Fmr. USC student president recovering after being robbed, shot

(Source: Walt Roberts)
(Source: Walt Roberts)
(Source: Walt Roberts)
(Source: Walt Roberts)
(Source: Walt Roberts)
(Source: Walt Roberts)

By Susan-Elizabeth Littlefield - bio | email

WASHINGTON, DC (WIS) - The family of a former University of South Carolina student body president says he is ready to be moved out of intensive care after being shot during a robbery over the weekend in Washington, DC.

Andrew Gaeckle, 24, will be moved out of the ICU to trauma care as soon as a bed is available, according to Gaeckle's father.

Steve Gaeckle said Andrew's internal bleeding has stopped, and he is able to walk around. Steve said he's hopeful Andrew will be discharged in a matter of days.

The Colorado native picked USC after searching the east coast for the right campus, and USC picked Gaeckle by making him president of the student body.

"Very inclusive, was able to be everybody's friend," said John Carroll, who worked beside Gaeckle. "Wasn't part of the cool crowd. Everybody wanted to hang out with him, and I think that goes a long way in getting elected."

Early Saturday morning, Gaeckle's family said the consultant for a Navy defense project was shot and robbed while walking in Washington, DC. His father flew to his bedside from Colorado. "To Andrew, he said get out of here," said his father, Steve. "He takes off and starts running, ran about three steps, then guy shot him."

"The gunshot would have entered his back, went through his liver, diaphragm, and nicked his right lung," said Steve, "His right lung collapsed then."

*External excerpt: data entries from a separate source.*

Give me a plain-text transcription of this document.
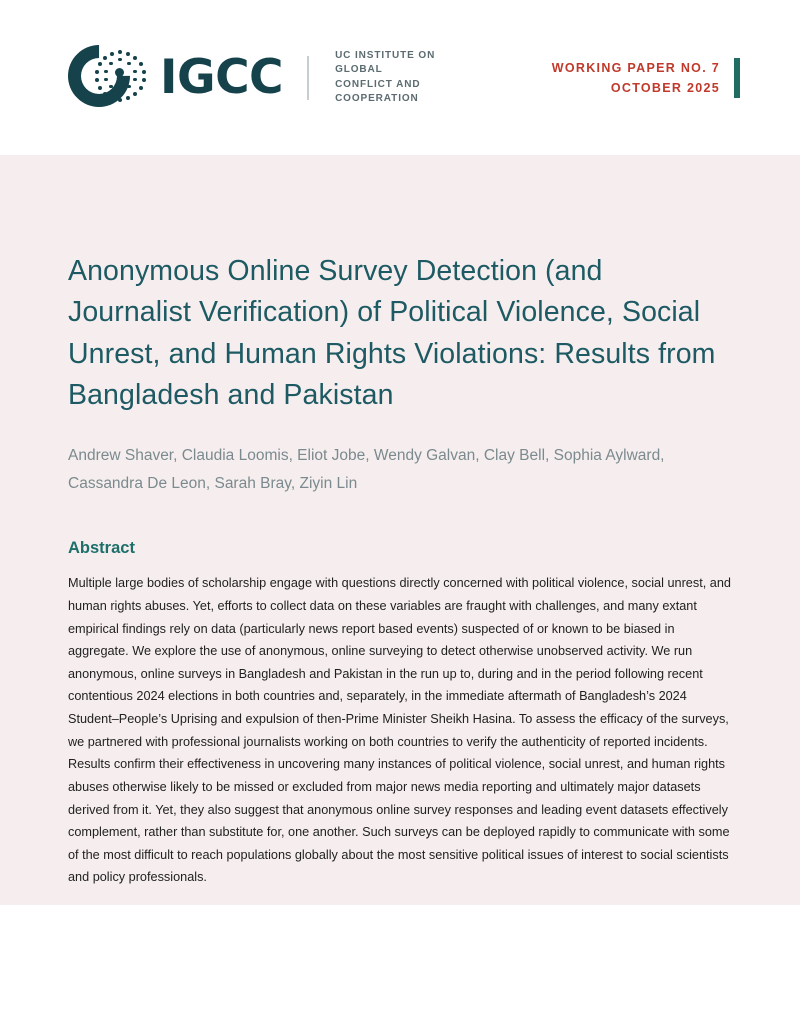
IGCC	UC INSTITUTE ON GLOBAL
CONFLICT AND COOPERATION
WORKING PAPER NO. 7
OCTOBER 2025
Anonymous Online Survey Detection (and Journalist Verification) of Political Violence, Social Unrest, and Human Rights Violations: Results from Bangladesh and Pakistan

Andrew Shaver, Claudia Loomis, Eliot Jobe, Wendy Galvan, Clay Bell, Sophia Aylward, Cassandra De Leon, Sarah Bray, Ziyin Lin

Abstract

Multiple large bodies of scholarship engage with questions directly concerned with political violence, social unrest, and human rights abuses. Yet, efforts to collect data on these variables are fraught with challenges, and many extant empirical findings rely on data (particularly news report based events) suspected of or known to be biased in aggregate. We explore the use of anonymous, online surveying to detect otherwise unobserved activity. We run anonymous, online surveys in Bangladesh and Pakistan in the run up to, during and in the period following recent contentious 2024 elections in both countries and, separately, in the immediate aftermath of Bangladesh’s 2024 Student–People’s Uprising and expulsion of then-Prime Minister Sheikh Hasina. To assess the efficacy of the surveys, we partnered with professional journalists working on both countries to verify the authenticity of reported incidents. Results confirm their effectiveness in uncovering many instances of political violence, social unrest, and human rights abuses otherwise likely to be missed or excluded from major news media reporting and ultimately major datasets derived from it. Yet, they also suggest that anonymous online survey responses and leading event datasets effectively complement, rather than substitute for, one another. Such surveys can be deployed rapidly to communicate with some of the most difficult to reach populations globally about the most sensitive political issues of interest to social scientists and policy professionals.
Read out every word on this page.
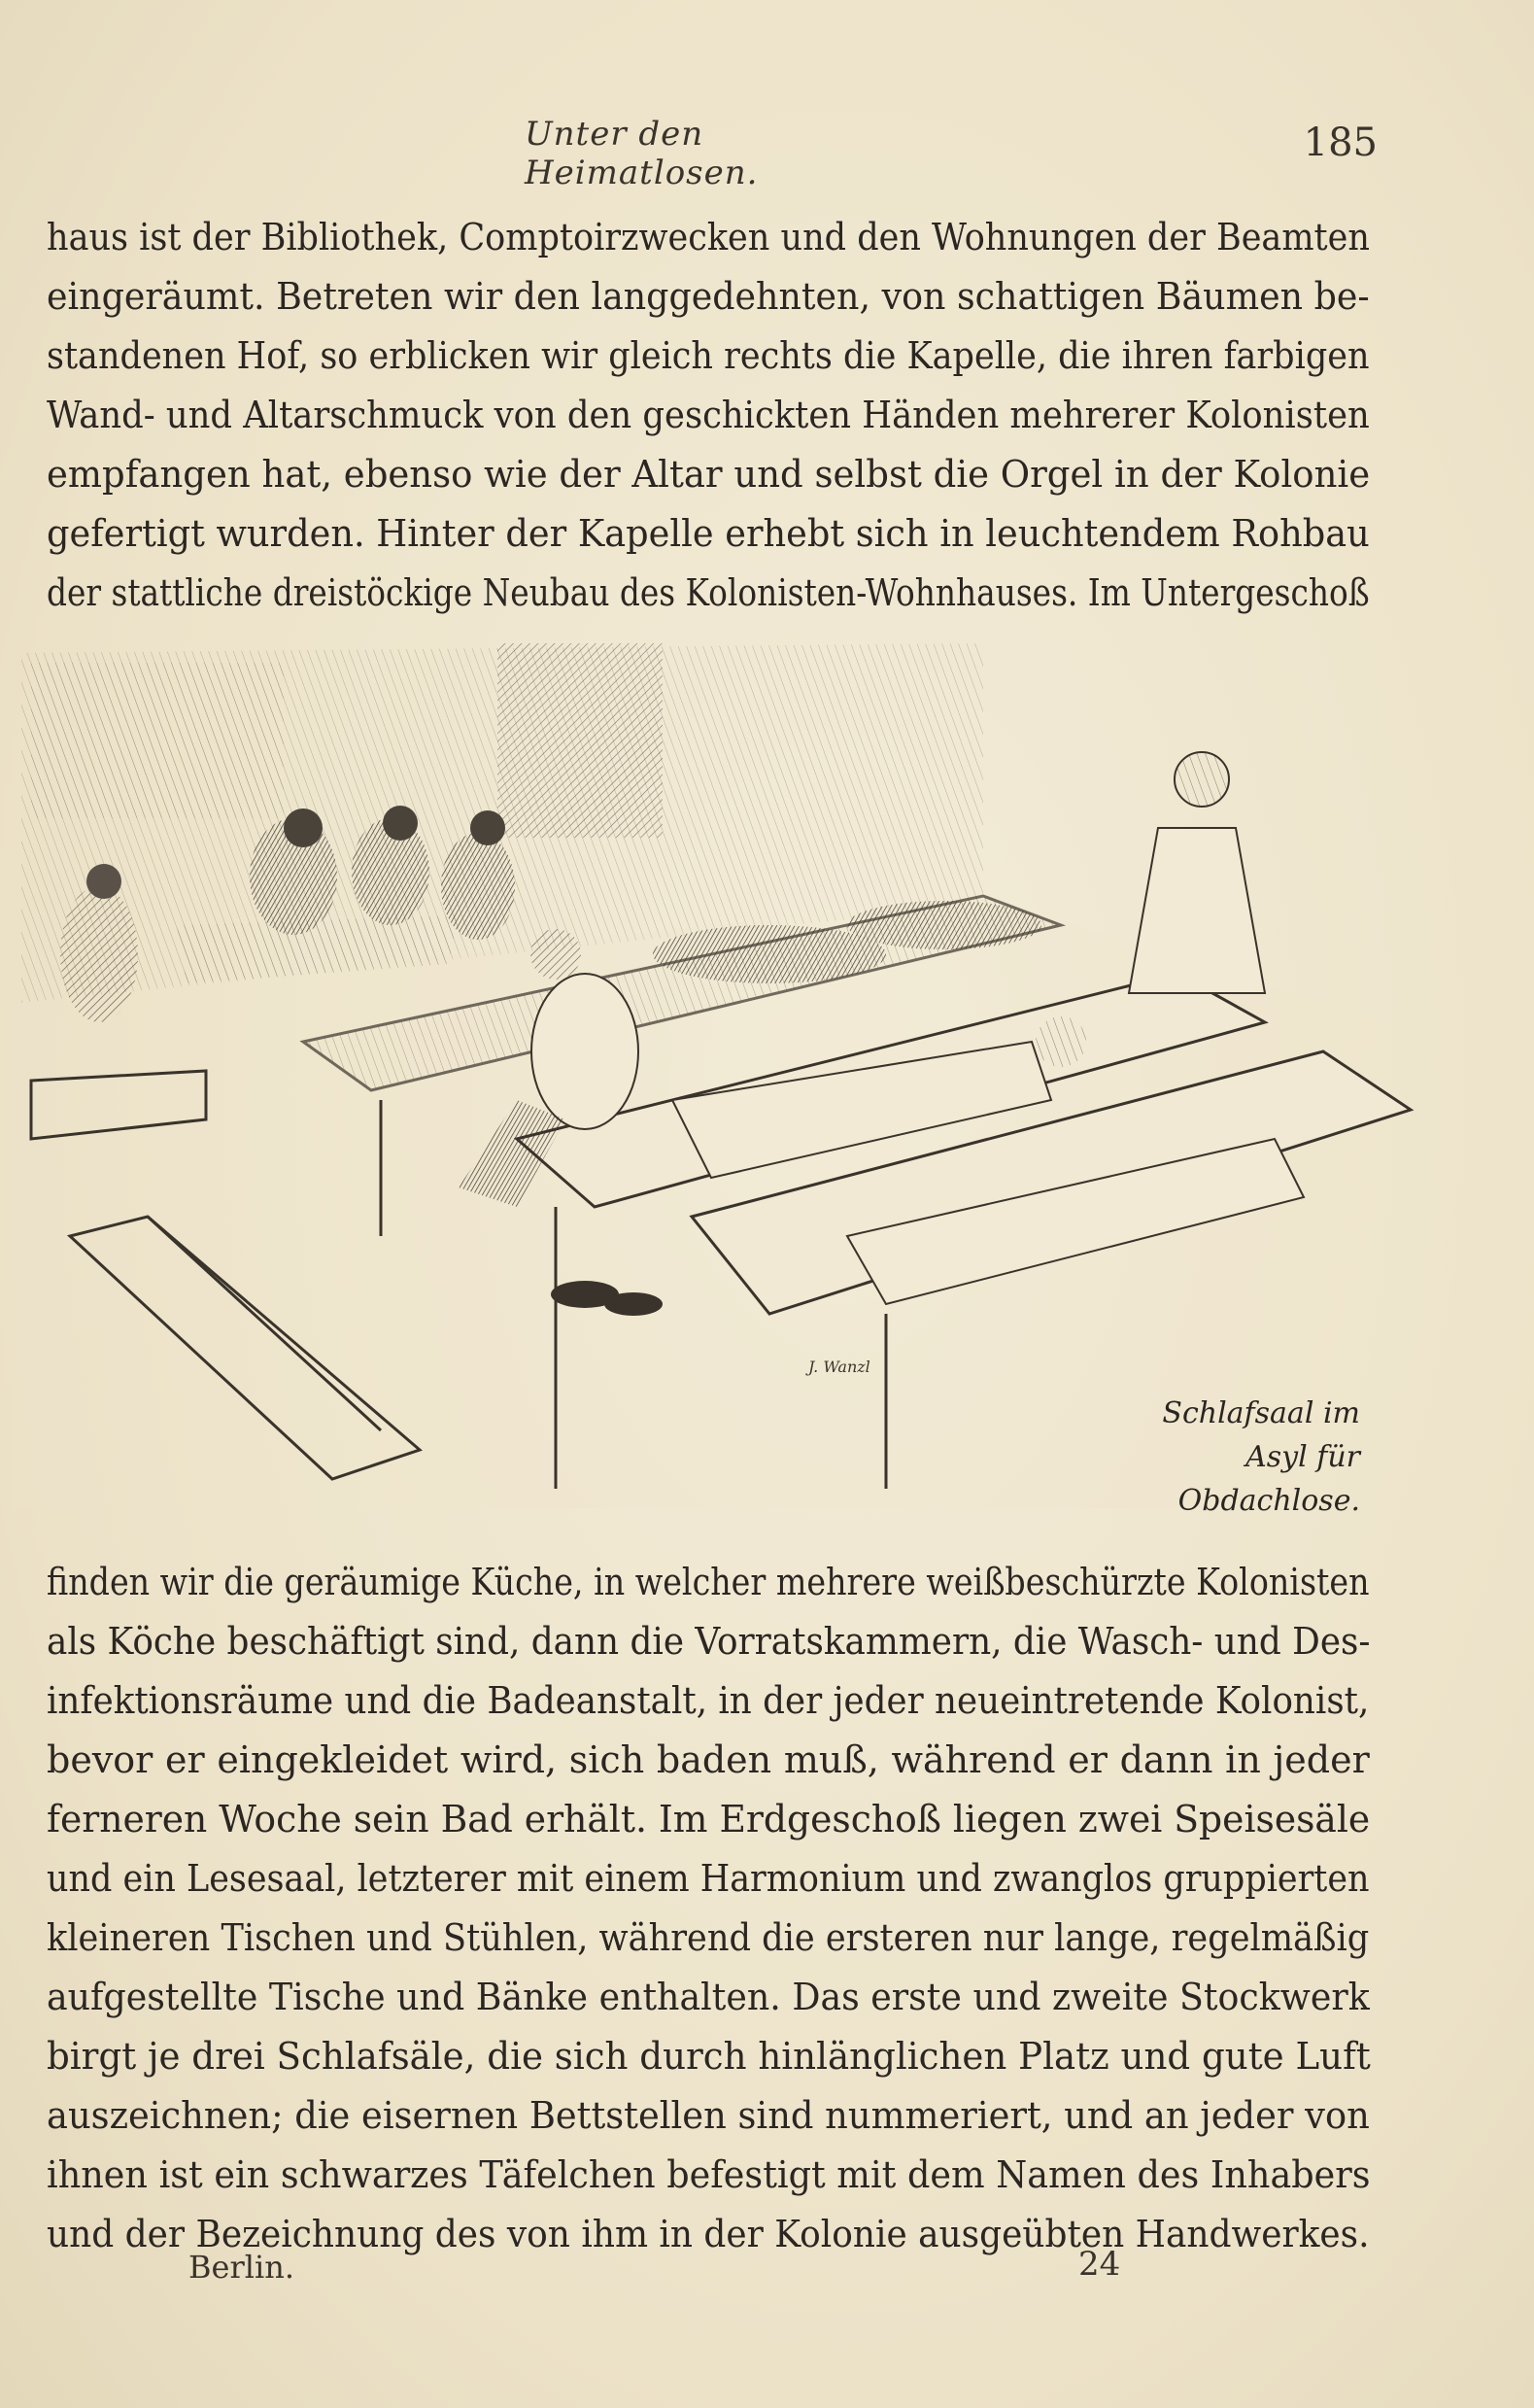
Unter den Heimatlosen.
185
haus ist der Bibliothek, Comptoirzwecken und den Wohnungen der Beamten
eingeräumt. Betreten wir den langgedehnten, von schattigen Bäumen be-
standenen Hof, so erblicken wir gleich rechts die Kapelle, die ihren farbigen
Wand- und Altarschmuck von den geschickten Händen mehrerer Kolonisten
empfangen hat, ebenso wie der Altar und selbst die Orgel in der Kolonie
gefertigt wurden. Hinter der Kapelle erhebt sich in leuchtendem Rohbau
der stattliche dreistöckige Neubau des Kolonisten-Wohnhauses. Im Untergeschoß
J. Wanzl
Schlafsaal im
Asyl für
Obdachlose.
finden wir die geräumige Küche, in welcher mehrere weißbeschürzte Kolonisten
als Köche beschäftigt sind, dann die Vorratskammern, die Wasch- und Des-
infektionsräume und die Badeanstalt, in der jeder neueintretende Kolonist,
bevor er eingekleidet wird, sich baden muß, während er dann in jeder
ferneren Woche sein Bad erhält. Im Erdgeschoß liegen zwei Speisesäle
und ein Lesesaal, letzterer mit einem Harmonium und zwanglos gruppierten
kleineren Tischen und Stühlen, während die ersteren nur lange, regelmäßig
aufgestellte Tische und Bänke enthalten. Das erste und zweite Stockwerk
birgt je drei Schlafsäle, die sich durch hinlänglichen Platz und gute Luft
auszeichnen; die eisernen Bettstellen sind nummeriert, und an jeder von
ihnen ist ein schwarzes Täfelchen befestigt mit dem Namen des Inhabers
und der Bezeichnung des von ihm in der Kolonie ausgeübten Handwerkes.
Berlin.	24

Andrew moved to DC after college. He'd just gotten off the Metro and picked up Chinese food when it happened. His friends said the place where he was hurt is a place that Andrew loves. "Andrew Gaeckle is a student leader, was a student leader, and he's always going to be a leader his whole life," said Carroll, "That's where his country's leaders are and that was the natural place for him to go."

Just this summer, Andrew's worlds collided. His college's baseball team got recognized at the White House. A young man who is a diehard fan, he's now the one being cheered on. "We've had a tremendous support group around, and we can't say enough," said Steve.

The prognosis is good. Andrew is alert, and his dad hopes he'll be out of the hospital in less than a week.

Steve said the Metropolitan Police Department is handling the case. We have tried to contact the department and are waiting to hear back from the law enforcement officials to see if they have any leads in the case. We'll bring you more information as it becomes available.